The NAB reply pointed out that there was another complaint against Shehbaz and others, relating to accumulation of assets disproportionate to their known sources of income. It denied Shehbaz’s assertion that NAB had failed to collect evidence of any corruption and corrupt practices in the cases against him.

“The instant case is a classic case of illicit enrichment, obtaining unlawful benefits, assets disproportionate to known sources of income and a huge network of money laundering. It is humbly submitted that at the time of the petitioner’s arrest in Ashiana case and Ramzan Sugar Mills Case, the instant inquiry of assets beyond means and money laundering was at very initial stage as submitted in replies to Para 32 and 40, amongst others,” the reply added.

“The facts regarding multiple transactions of money laundering by the petitioner in collusion with his co-accused family members and employees were not discovered at that stage. As submitted in report, the facts regarding fictitious telegraphic transfers, fake loans shown by the family members from the employees of the companies, setting up of Benami companies by the petitioner had also not surfaced at the time of his arrest in other cases.”

NAB said that specific facts and evidence on the charges of assets disproportionate to known sources of income and the various methods of commission of offence of the money laundering by the petitioner and his co-accused persons had been established.

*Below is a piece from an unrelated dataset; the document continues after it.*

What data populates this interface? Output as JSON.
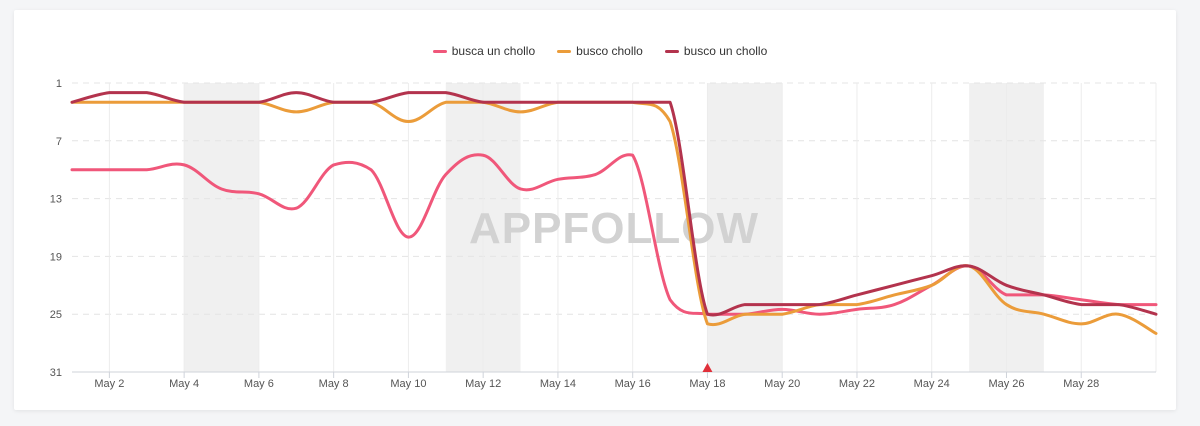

Shahbaz accumulated assets disproportionate to known sources of income and also developed an organised network of money laundering in connivance with his family members, benamidars, front persons, employees, associates and money changers, NAB told the court.

Earlier in his pre-arrest bail, Shehbaz, had contended that the power of arrest was permissive but not obligatory and that the arrest was not desirable even in the most heinous offences so long as the accused cooperated and kept joining the investigation.

The opposition leader in the National Assembly had denied NAB’s allegation, contending that he had been implicated in forged cases merely to humiliate him. He said that he had nothing to do with these charges and that he was being politically victimised.